Pero el de Hitler fue un extremismo solitario. El grueso de los estados nacionales surgidos en Europa en la estela dejada por las revoluciones de 1830 y de 1848 afirman sólo una identidad lingüística y patriótica. La nación ha sido, para la mayoría, una reivindicación de independencia que destruyó las agregaciones puramente dinásticas que se habían construido en la era del absolutismo. Con el Estado nacional ya no es concebible que los pueblos pasen de mano en mano, ya sea por mor de una conquista (algo que todavía hoy puede suceder) o como una propiedad más del soberano. Eso ya no sucede.

Pero los méritos pasados del Estado-nación no son suficientes hoy para salvarlo como unidad óptima de la geopolítica. Y es que el Estado-nación está sometido, hoy, a una doble tensión: hacia lo más pequeño y hacia lo más grande, hacia lo local y hacia lo supranacional.

En cualquier caso, mi tesis es la siguiente: cuanto más se debilite la comunidad nacional tanto más hay que intentar buscar una comunidad.
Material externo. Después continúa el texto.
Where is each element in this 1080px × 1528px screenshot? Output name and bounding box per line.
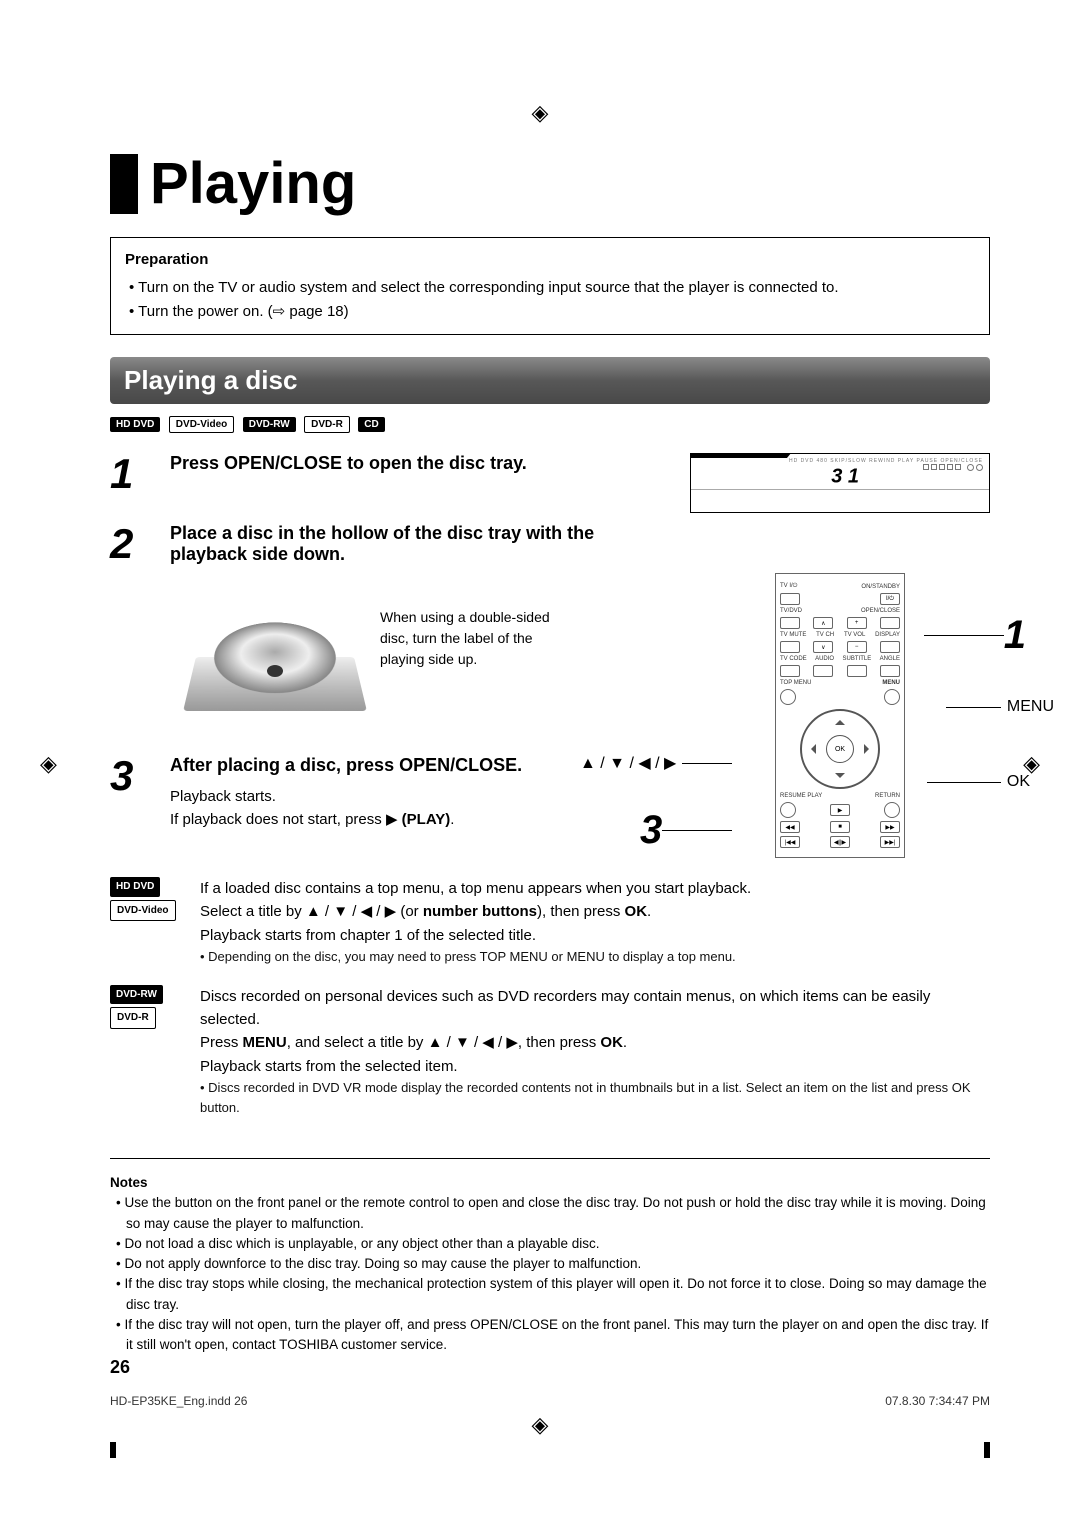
step-1: 1 Press OPEN/CLOSE to open the disc tray… [110,453,670,495]
fmt-tag: HD DVD [110,877,160,897]
info-block-1: HD DVD DVD-Video If a loaded disc contai… [110,877,990,967]
callout-arrows: ▲ / ▼ / ◀ / ▶ [580,753,732,773]
footer-right: 07.8.30 7:34:47 PM [885,1394,990,1408]
info-line: Press MENU, and select a title by ▲ / ▼ … [200,1031,990,1054]
info-line: Select a title by ▲ / ▼ / ◀ / ▶ (or numb… [200,900,751,923]
section-bar: Playing a disc [110,357,990,404]
player-readout: 3 1 [831,466,859,489]
fmt-tag: DVD-Video [110,900,176,922]
info-sub: Discs recorded in DVD VR mode display th… [200,1078,990,1118]
callout-ok: OK [927,773,1030,791]
info-line: Discs recorded on personal devices such … [200,985,990,1032]
callout-menu: MENU [946,698,1054,716]
fmt-tag: DVD-R [110,1007,156,1029]
remote-diagram: TV I/⏻ON/STANDBY I/⏻ TV/DVDOPEN/CLOSE ∧+… [690,573,990,858]
callout-1: 1 [924,613,1026,658]
note-item: Do not load a disc which is unplayable, … [116,1234,990,1254]
info-block-2: DVD-RW DVD-R Discs recorded on personal … [110,985,990,1118]
note-item: If the disc tray stops while closing, th… [116,1274,990,1315]
info-line: If a loaded disc contains a top menu, a … [200,877,751,900]
notes-section: Notes Use the button on the front panel … [110,1173,990,1355]
fmt-tag: CD [358,417,384,432]
step-text: If playback does not start, press ▶ (PLA… [170,809,670,832]
notes-header: Notes [110,1173,990,1193]
ok-button: OK [826,735,854,763]
chapter-bar-icon [110,154,138,214]
step-title: Place a disc in the hollow of the disc t… [170,523,670,565]
fmt-tag: DVD-R [304,416,350,433]
step-title: Press OPEN/CLOSE to open the disc tray. [170,453,670,474]
info-line: Playback starts from the selected item. [200,1055,990,1078]
chapter-title: Playing [110,150,990,217]
step-number: 2 [110,523,170,727]
step-note: When using a double-sided disc, turn the… [380,607,550,670]
fmt-tag: DVD-RW [243,417,296,432]
dpad-icon: OK [800,709,880,789]
step-number: 3 [110,755,170,831]
chapter-title-text: Playing [150,150,356,217]
fmt-tag: DVD-Video [169,416,235,433]
preparation-box: Preparation Turn on the TV or audio syst… [110,237,990,335]
step-2: 2 Place a disc in the hollow of the disc… [110,523,670,727]
fmt-tag: DVD-RW [110,985,163,1005]
preparation-header: Preparation [125,248,975,272]
trim-marks [110,1442,990,1458]
crop-mark-left: ◈ [40,751,57,777]
format-tags-row: HD DVD DVD-Video DVD-RW DVD-R CD [110,414,990,433]
footer: HD-EP35KE_Eng.indd 26 07.8.30 7:34:47 PM [110,1394,990,1408]
prep-item: Turn the power on. (⇨ page 18) [129,300,975,324]
player-front-icon: 3 1 HD DVD 480 SKIP/SLOW REWIND PLAY PAU… [690,453,990,513]
page-number: 26 [110,1357,130,1378]
section-title: Playing a disc [124,365,297,395]
divider [110,1158,990,1159]
note-item: Use the button on the front panel or the… [116,1193,990,1234]
prep-item: Turn on the TV or audio system and selec… [129,276,975,300]
fmt-tag: HD DVD [110,417,160,432]
info-sub: Depending on the disc, you may need to p… [200,947,751,967]
note-item: If the disc tray will not open, turn the… [116,1315,990,1356]
footer-left: HD-EP35KE_Eng.indd 26 [110,1394,247,1408]
note-item: Do not apply downforce to the disc tray.… [116,1254,990,1274]
crop-mark-top: ◈ [532,100,549,126]
disc-image [190,587,360,717]
info-line: Playback starts from chapter 1 of the se… [200,924,751,947]
crop-mark-bottom: ◈ [532,1412,549,1438]
step-text: Playback starts. [170,786,670,809]
step-number: 1 [110,453,170,495]
callout-3: 3 [640,808,732,853]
Dicho de otra forma, cada vez que una superestructura (la nación, el imperio u otra) se disgrega, volvemos inevitablemente a la infraestructura primordial que los griegos llamaban koinonía, y resurge la necesidad de encontrar una Gemeinschaft, un vínculo que sintamos y que nos una y nos vincule.
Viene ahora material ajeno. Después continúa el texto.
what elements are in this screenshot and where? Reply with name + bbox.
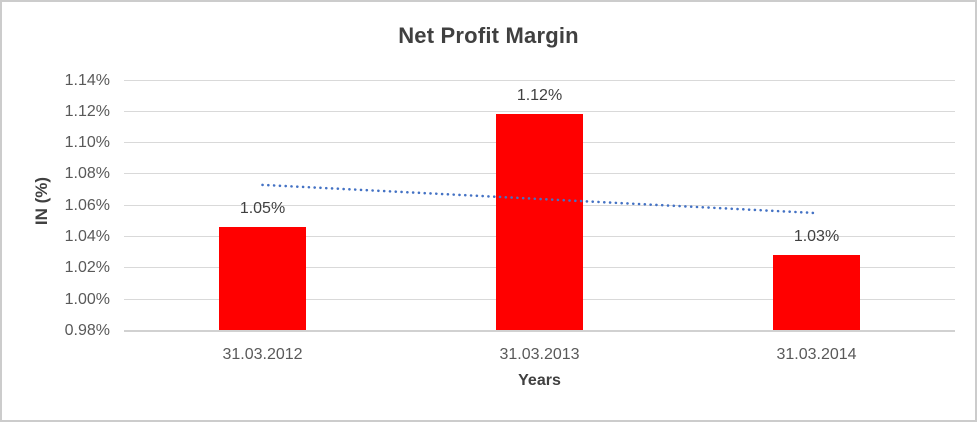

Por lo tanto, retomando el hilo de mi discurso, no estoy diciendo que tengamos que volver a lo pequeño, por mucho que «lo pequeño sea bello». Es cierto que la comunidad del pasado (la polis griega, las comunas medievales, la democracia de aldea) eran microcolectividades que operaban cara a cara. Pero si la comunidad no es concebida como un cuerpo operativo, sino como una identity marker, es decir como un identificador, como un común sentir en el que nos identificamos y que nos identifica, la comunidad, por lo tanto, no es pequeña. Así, italianos, ingleses, franceses o alemanes pueden ser concebidos como una comunidad ampliada del mismo modo en que son o eran considerados naciones. De ahí que la comunidad europea, o el hecho de hablar de una comunidad latinoamericana, nos reenvíe a comunidades abstractas, y, siempre que estos grandes agregados se den un sentido de pertenencia, es muy legítimo considerarlos como comunidades, aunque sean comunidades sui generis.
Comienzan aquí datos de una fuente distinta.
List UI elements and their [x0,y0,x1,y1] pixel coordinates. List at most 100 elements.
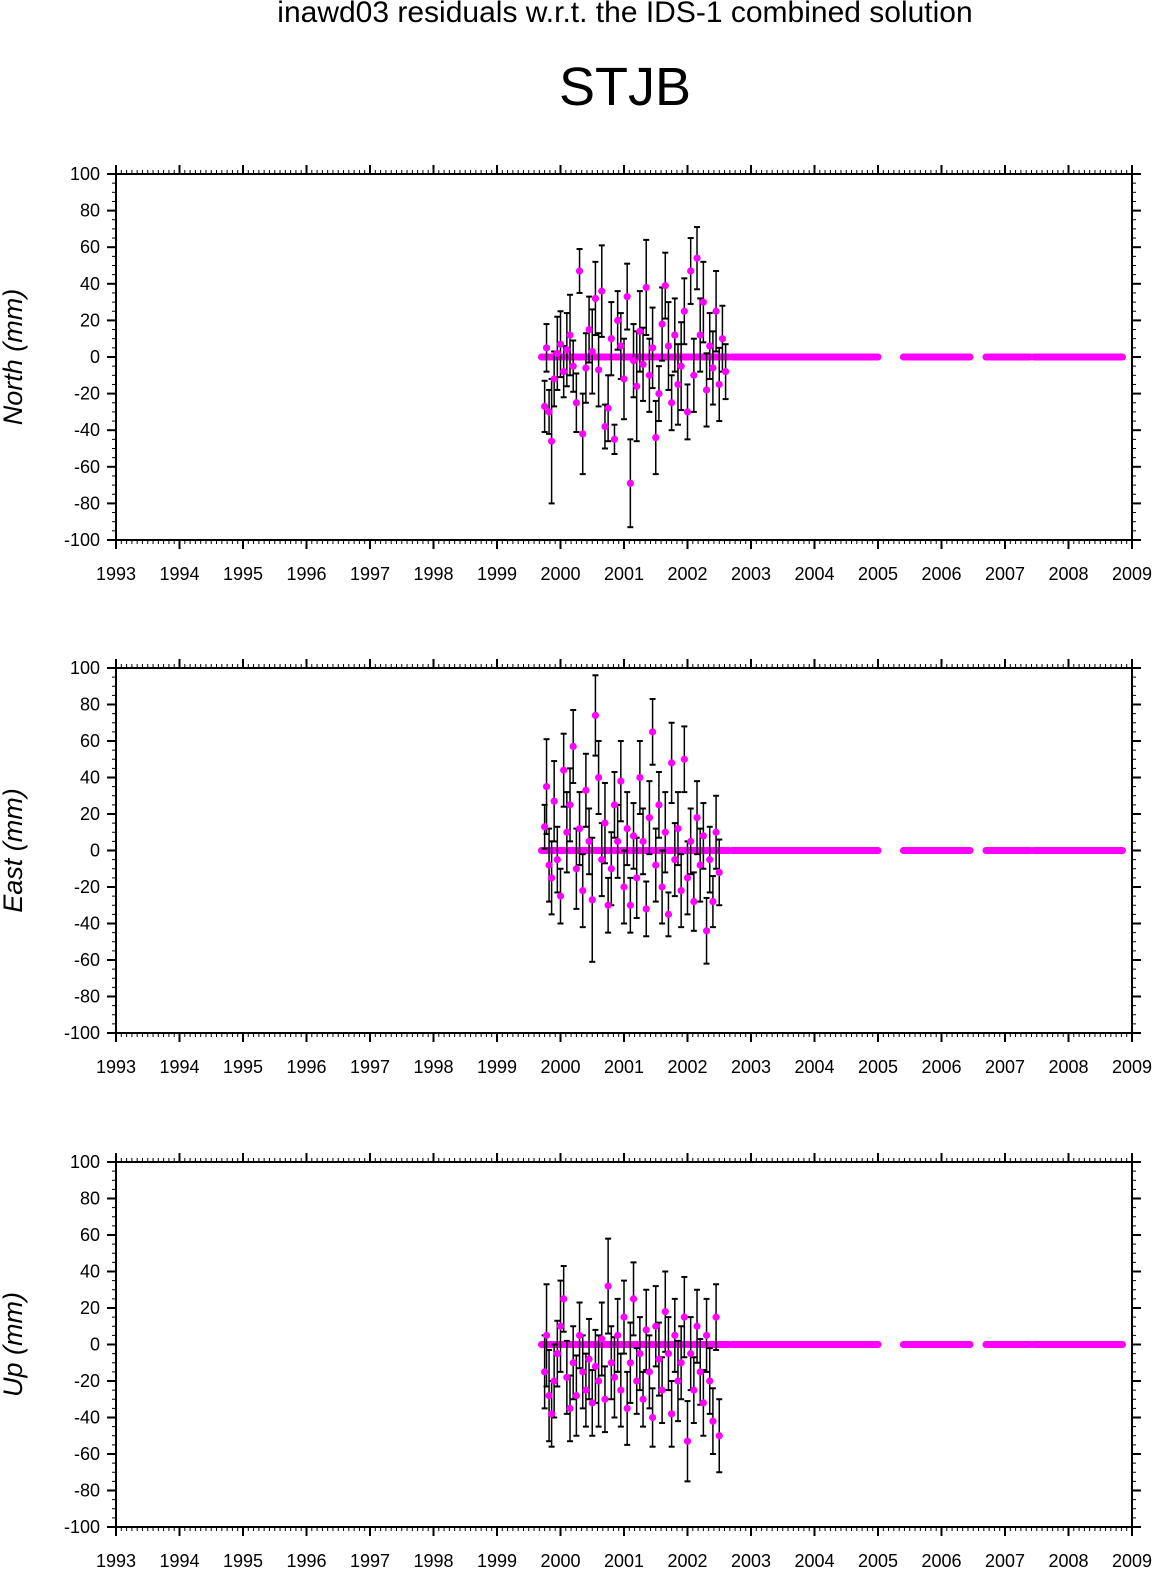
data-point [633,874,641,882]
x-tick-label: 2006 [921,564,961,584]
data-point [680,755,688,763]
data-point [645,1368,654,1376]
data-point [598,1335,606,1343]
data-point [560,368,568,376]
x-tick-label: 2004 [794,1057,834,1077]
y-tick-label: 60 [80,237,100,257]
x-tick-label: 2006 [921,1057,961,1077]
data-point [712,828,720,836]
station-title: STJB [558,57,692,117]
data-point [639,837,647,845]
data-point [566,801,574,809]
data-point [553,856,561,864]
data-point [563,828,571,836]
data-point [569,742,577,751]
data-point [648,344,657,352]
x-tick-label: 1994 [159,1551,199,1571]
data-point [712,1313,720,1321]
y-axis-label: Up (mm) [0,1292,28,1397]
y-tick-label: -40 [74,1408,100,1428]
data-point [687,837,695,845]
x-tick-label: 2004 [794,564,834,584]
x-tick-label: 1997 [350,564,390,584]
data-point [722,368,730,376]
data-point [582,1386,590,1394]
x-tick-label: 1996 [286,1551,326,1571]
data-point [550,797,558,805]
data-point [696,331,704,339]
data-point [585,325,593,334]
data-point [664,910,673,918]
data-point [620,883,628,891]
data-point [588,347,596,356]
data-point [696,1368,704,1376]
y-tick-label: 20 [80,1298,100,1318]
data-point [575,267,584,275]
y-tick-label: 0 [90,841,100,861]
data-point [626,901,634,909]
data-point [629,1295,638,1303]
data-point [664,342,673,350]
data-point [652,1322,660,1330]
data-point [582,364,590,372]
data-point [566,331,574,339]
data-point [715,868,723,877]
data-point [677,362,685,370]
data-point [582,786,590,794]
data-point [617,342,625,350]
y-tick-label: 40 [80,768,100,788]
y-tick-label: -60 [74,457,100,477]
x-tick-label: 2002 [667,564,707,584]
x-tick-label: 1993 [96,1057,136,1077]
data-point [623,1404,631,1412]
data-point [569,1359,577,1367]
x-tick-label: 2002 [667,1057,707,1077]
data-point [680,307,688,315]
data-point [542,1331,551,1339]
data-point [556,892,565,900]
data-point [550,375,558,383]
data-point [645,814,654,822]
data-point [661,1308,669,1316]
x-tick-label: 2004 [794,1551,834,1571]
data-point [671,1331,679,1339]
data-point [655,390,663,398]
data-point [668,759,676,767]
data-point [706,856,714,864]
data-point [699,1399,707,1407]
x-tick-label: 2002 [667,1551,707,1571]
x-tick-label: 2000 [540,1551,580,1571]
data-point [566,1404,574,1412]
x-tick-label: 1998 [413,564,453,584]
data-point [623,825,631,833]
data-point [541,823,549,831]
data-point [633,1377,641,1385]
y-tick-label: -20 [74,1371,100,1391]
data-point [620,375,628,383]
data-point [591,711,600,720]
data-point [572,1392,580,1400]
x-tick-label: 2009 [1112,1057,1152,1077]
y-tick-label: -20 [74,877,100,897]
x-tick-label: 2005 [858,564,898,584]
y-axis-label: East (mm) [0,788,28,913]
data-point [687,267,695,275]
y-tick-label: 80 [80,1189,100,1209]
y-tick-label: 60 [80,1225,100,1245]
data-point [690,1386,698,1394]
data-point [674,380,682,389]
y-tick-label: -80 [74,1481,100,1501]
x-tick-label: 1998 [413,1057,453,1077]
x-tick-label: 2005 [858,1551,898,1571]
y-tick-label: 20 [80,804,100,824]
data-point [585,837,593,845]
y-tick-label: 80 [80,201,100,221]
y-tick-label: -80 [74,493,100,513]
data-point [629,832,638,840]
data-point [595,773,603,782]
data-point [585,1355,593,1363]
data-point [614,837,622,845]
y-tick-label: -100 [64,530,100,550]
data-point [709,1417,717,1425]
data-point [614,316,622,324]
Estoy diciendo, pues, que los seres humanos viven infelizmente en la situación de multitudes solitarias, en condiciones anómicas y que, por lo tanto, siempre intentan unirse, reunirse en comunidades, identificarse en organizaciones y organismos en los cuales se reconocen. Para comenzar, en comunidades concretas de vecinazgo, pero después también en comunidades simbólicas. Lo que pasa es que también aquí se plantea un problema de elasticidad análogo al que nos hemos encontrado al analizar la tolerancia. Entonces nos habíamos preguntado: ¿Cuál es el límite más allá del cual la cuerda de la tolerancia se rompe? Ahora, nos tenemos que preguntar: ¿Hasta qué punto podemos estirar la cuerda de la comunidad?

Así como no creo en la contraposición schmitiana entre Freund y Feind, entre amigo y enemigo, tampoco consigo creer, por el otro extremo, en la difusa apertura cosmopolita auspiciada en los últimos escritos de Dahrendorf. Hablar de comunidad mundial es pura retórica y, por lo tanto, vaporizar el concepto de comunidad. Creo, por el contrario, que el animal humano se agrega en coaliciones y está junto a siempre que exista una frontera (móvil pero no cancelada) entre nosotros y ellos. Nosotros es nuestra identidad. Ellos son la identidad diferente que determina la nuestra. La alteridad es el necesario complemento de la identidad: somos quienes somos y como somos en función de quiénes o de cómo no somos. Toda comunidad implica clausura, un recogerse juntos que es, al mismo tiempo, un echar fuera, un excluir. Un nosotros que no está circunscrito por un ellos ni siquiera existe.